No-one was hurt in the skirmishes in Clichy-la-Garenne, but both sides appeared to be digging in their heels in the dispute over prayer space in the town.
Carrying a large banner reading "Stop Illegal Street Prayers," Mayor Remi Muzeau led more than 100 demonstrators in a show of force to dissuade Muslims from praying in the town’s market square.
Worshippers have been praying there every Friday for months in protest over the closure of a prayer room.
A few dozen worshippers tried to pray anyway but sought to avoid confrontation with the protesters and retreated to a less visible spot. However, the demonstrators squeezed them toward a wooden wall.
As worshippers chanted "Allahu akbar", or "God is great" in Arabic, the larger group of demonstrators loudly sang the French national anthem. Some held aloft French flags and a crucifix.
Amid pushing and shoving, a banner the worshippers were carrying reading "United for a Grand Mosque of Clichy" was torn down.
Police with shields then formed a human barricade between the groups and Muslims eventually unrolled their rugs on the pavement, took off their shoes and said their prayers.
When the incident was over, the worshippers clapped, and the mayor pledged to come back again next week - as did the Muslim worshippers.
Mr Muzeau said: "We’ll do it every Friday if necessary.
"I must assure the tranquillity and freedom of the people in my city.
"We must not allow this to happen in our country. Our country, the French Republic, is tarnished."
Hamid Kazed, president of the Union of Muslim Associations of Clichy, who led the prayers, said: "We are going to continue until there’s a dialogue for a definitive venue.
"That’s what they want. To divide the citizens.
"We are not fundamentalists. We are for Islam of France."
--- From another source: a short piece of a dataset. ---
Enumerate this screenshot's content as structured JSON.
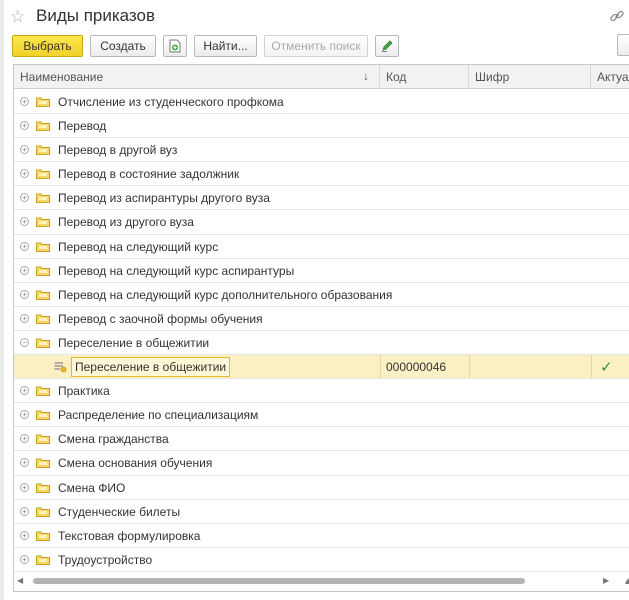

The demonstrators were joined by the president of the Paris region, Valerie Pecresse, and officials and residents of other Paris suburbs
While Islam has long been France’s second-biggest religion, the country has a chronic shortage of mosques for its estimated five million Muslims.
Muslims in several towns have resorted to praying in the streets, fuelling the anti-immigrant sentiment of far-right National Front leader Marine Le Pen.
Clichy Muslims had been renting a prayer hall from City Hall.
But the town’s mayor decided to turn that space into a library for the town’s 60,000 residents, and the prayer hall was shut down in March following a court battle.
City Hall said Muslims can worship at a new Islamic cultural and prayer centre, already used by hundreds, that the town inaugurated last year.
However, some Muslims say the new facility is too small, remote and does not meet safety standards.